According to the recently released Quarterly Mortgage Bankers Performance Report by the Mortgage Bankers Association (MBA), independent mortgage banks (IMBs) and mortgage subsidiaries of chartered banks reported a pre-tax net loss of $28 on each loan they originated in the first quarter of 2025, as opposed to a net loss of $40 per loan in Q4 of 2024.
“Production profitability was close to break-even in the first quarter of 2025 despite a decline in volume and an increase in production expenses,” said Marina Walsh, CMB, MBA’s VP of Industry Analysis. “Production revenues increased at about the same pace as costs, which mitigated losses.”
Lenders with lesser production volumes were still having the most difficulty, Walsh said. Lenders with a dollar volume under $100 million, for instance, reported average losses of more than $1,000 per loan. Furthermore, the average production losses for lenders with low average loan balances (less than $250,000) were more than $1,300 per loan.
Walsh went on to say, “58 percent of mortgage companies in MBA’s sample are profitable when accounting for both production and servicing operations combined, but that leaves 42 percent who are still in the woods.”

The following are some of the main conclusions of MBA’s First-Quarter 2025 Quarterly Mortgage Bankers Performance Report:
- The average pre-tax production loss was 7 basis points (bps) in the first quarter of 2025, compared to a loss of 4 bps in the fourth quarter of 2024. The average quarterly pre-tax production profit, from the first quarter of 2008 to the most recent quarter, is 40 basis points.
- The average production volume was $488 million per company in the first quarter, down from $540 million per company in the fourth quarter. The volume by count per company averaged 1,448 loans in the first quarter, down from 1,609 loans in the fourth quarter.
- Total production revenue (fee income, net secondary marketing income, and warehouse spread) increased to 373 bps in the first quarter, up from 339 bps in the fourth quarter. On a per-loan basis, production revenues increased to $12,551 per loan in the first quarter, up from $11,190 per loan in the fourth quarter.

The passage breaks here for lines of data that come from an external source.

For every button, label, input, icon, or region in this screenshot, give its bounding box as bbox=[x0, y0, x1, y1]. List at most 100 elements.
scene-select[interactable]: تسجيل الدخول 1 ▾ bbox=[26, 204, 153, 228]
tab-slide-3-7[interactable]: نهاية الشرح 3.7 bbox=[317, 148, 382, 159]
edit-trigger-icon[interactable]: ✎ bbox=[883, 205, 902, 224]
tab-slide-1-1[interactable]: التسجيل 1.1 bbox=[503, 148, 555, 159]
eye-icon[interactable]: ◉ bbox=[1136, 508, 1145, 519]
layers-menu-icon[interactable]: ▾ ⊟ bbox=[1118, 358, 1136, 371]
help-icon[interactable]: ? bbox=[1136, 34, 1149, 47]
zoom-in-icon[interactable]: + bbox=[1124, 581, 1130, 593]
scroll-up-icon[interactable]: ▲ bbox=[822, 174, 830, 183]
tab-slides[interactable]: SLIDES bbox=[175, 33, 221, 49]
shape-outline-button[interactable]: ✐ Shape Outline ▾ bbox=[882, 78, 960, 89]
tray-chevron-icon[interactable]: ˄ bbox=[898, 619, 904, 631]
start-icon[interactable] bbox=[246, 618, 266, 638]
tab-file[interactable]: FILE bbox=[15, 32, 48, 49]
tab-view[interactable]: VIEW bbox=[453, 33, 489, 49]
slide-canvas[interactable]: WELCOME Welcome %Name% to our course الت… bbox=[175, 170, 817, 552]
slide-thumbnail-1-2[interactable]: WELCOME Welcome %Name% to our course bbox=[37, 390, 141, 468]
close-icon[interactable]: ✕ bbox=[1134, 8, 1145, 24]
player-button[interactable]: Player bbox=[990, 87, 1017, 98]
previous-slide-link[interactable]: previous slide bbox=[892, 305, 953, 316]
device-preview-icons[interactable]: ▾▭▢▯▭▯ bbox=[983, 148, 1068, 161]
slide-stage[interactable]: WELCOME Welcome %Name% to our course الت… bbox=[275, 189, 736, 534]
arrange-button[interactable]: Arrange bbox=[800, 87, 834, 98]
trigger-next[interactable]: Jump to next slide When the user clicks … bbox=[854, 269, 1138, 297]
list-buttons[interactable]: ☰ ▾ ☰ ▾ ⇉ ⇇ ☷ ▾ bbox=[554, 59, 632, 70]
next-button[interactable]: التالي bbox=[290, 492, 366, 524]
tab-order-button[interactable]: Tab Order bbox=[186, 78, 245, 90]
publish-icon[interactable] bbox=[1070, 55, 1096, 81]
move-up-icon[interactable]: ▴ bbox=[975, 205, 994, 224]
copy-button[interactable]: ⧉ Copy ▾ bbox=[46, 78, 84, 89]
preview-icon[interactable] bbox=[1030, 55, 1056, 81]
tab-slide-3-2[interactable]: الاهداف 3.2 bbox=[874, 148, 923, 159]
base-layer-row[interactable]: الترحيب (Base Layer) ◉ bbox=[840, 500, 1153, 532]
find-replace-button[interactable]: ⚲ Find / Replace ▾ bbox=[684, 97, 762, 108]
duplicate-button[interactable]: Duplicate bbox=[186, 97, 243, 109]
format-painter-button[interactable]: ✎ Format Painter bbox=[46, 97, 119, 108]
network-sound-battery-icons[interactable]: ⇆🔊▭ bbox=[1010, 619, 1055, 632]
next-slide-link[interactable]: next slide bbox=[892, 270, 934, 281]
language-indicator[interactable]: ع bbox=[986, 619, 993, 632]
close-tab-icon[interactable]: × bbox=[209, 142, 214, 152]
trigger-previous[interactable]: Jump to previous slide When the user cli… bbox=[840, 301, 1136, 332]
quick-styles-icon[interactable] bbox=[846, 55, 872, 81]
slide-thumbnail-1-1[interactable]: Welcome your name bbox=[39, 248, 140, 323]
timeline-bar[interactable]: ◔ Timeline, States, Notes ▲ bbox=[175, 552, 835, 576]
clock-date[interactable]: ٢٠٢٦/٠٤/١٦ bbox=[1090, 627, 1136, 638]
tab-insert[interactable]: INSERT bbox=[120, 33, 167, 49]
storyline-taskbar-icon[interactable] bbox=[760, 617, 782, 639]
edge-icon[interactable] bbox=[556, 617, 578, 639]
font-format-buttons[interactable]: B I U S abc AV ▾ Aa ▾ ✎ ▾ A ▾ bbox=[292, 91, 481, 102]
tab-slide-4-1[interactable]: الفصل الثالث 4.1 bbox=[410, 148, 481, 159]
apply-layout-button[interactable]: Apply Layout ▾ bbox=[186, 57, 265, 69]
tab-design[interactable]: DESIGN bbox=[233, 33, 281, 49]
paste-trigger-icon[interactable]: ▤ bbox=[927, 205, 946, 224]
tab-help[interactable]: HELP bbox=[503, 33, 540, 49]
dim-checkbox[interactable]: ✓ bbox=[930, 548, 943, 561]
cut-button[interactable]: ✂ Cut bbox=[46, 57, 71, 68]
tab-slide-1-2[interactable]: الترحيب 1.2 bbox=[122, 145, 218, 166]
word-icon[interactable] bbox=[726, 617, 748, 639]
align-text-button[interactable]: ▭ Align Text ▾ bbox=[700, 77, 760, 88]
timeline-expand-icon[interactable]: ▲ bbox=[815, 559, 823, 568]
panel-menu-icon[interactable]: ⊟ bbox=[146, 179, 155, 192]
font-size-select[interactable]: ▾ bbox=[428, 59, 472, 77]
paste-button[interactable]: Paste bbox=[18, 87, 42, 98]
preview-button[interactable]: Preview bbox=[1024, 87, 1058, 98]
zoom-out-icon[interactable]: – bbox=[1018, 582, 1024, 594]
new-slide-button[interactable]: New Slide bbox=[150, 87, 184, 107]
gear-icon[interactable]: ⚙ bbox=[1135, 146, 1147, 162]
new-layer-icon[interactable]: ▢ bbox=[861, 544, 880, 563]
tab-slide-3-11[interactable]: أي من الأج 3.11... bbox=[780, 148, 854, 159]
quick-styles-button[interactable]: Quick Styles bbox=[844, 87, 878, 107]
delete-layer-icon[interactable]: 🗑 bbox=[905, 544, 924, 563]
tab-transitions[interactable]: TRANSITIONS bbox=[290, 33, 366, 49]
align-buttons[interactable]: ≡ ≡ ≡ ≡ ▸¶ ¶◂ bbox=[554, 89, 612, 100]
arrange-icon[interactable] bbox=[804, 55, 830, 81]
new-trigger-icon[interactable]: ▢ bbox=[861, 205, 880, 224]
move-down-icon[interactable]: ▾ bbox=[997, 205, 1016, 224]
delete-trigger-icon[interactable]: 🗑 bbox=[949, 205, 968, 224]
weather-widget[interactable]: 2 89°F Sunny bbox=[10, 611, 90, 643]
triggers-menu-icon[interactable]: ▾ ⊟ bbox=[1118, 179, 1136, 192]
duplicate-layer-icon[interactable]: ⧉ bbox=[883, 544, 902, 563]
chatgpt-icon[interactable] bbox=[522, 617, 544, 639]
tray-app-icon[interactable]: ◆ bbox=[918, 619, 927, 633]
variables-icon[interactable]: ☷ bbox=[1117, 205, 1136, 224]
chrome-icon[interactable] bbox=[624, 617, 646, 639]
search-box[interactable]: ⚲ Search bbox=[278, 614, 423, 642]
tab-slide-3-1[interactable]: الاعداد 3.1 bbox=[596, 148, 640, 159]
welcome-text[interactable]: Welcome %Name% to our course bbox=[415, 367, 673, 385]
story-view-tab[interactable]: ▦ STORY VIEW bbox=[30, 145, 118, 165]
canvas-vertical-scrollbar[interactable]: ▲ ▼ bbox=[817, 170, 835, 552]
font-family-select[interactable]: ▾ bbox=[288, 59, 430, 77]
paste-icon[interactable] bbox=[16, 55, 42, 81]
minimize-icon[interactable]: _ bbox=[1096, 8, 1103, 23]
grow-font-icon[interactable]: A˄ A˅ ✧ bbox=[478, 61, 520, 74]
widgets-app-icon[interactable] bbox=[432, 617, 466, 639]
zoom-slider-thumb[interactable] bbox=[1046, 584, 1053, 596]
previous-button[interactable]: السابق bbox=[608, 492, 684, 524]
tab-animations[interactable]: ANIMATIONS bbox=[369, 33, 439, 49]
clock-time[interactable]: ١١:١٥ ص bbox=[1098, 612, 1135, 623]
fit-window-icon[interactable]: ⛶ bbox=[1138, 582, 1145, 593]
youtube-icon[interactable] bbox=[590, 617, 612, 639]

- Total loan production expenses – commissions, compensation, occupancy, equipment, and other production expenses and corporate allocations – increased to 381 basis points in the first quarter of 2025 from 344 basis points in the fourth quarter of 2024. Per-loan costs increased to $12,579 per loan in the first quarter, up from $11,230 per loan in the fourth quarter of 2024. From the first quarter of 2008 to last quarter, loan production expenses have averaged $7,702 per loan.
- The purchase share of first mortgage originations, by dollar volume, was 81 percent. For the mortgage industry as a whole, MBA estimates the purchase share was at 65 percent in the first quarter of 2025.
- The average loan balance for first mortgages increased to $364,339 in the first quarter, up from $363,795 in the fourth quarter. The average loan balance for total mortgages (firsts, seconds, HELOCs, other) decreased to $346,714 in the first quarter, down from $347,794 in the fourth quarter.
- Servicing net financial income for the first quarter (without annualizing) was $22 per loan, down from $142 per loan in the fourth quarter. Servicing operating income, which excludes MSR amortization, gains/loss in the valuation of servicing rights net of hedging gains/losses, and gains/losses on the bulk sale of MSRs, was $90 per loan in the first quarter, up from $84 per loan in the fourth quarter.
- Including all business lines (both production and servicing), 58 percent of the firms in the report posted pre-tax net financial profits in the first quarter of 2025, down from 61 percent in the fourth quarter of 2024.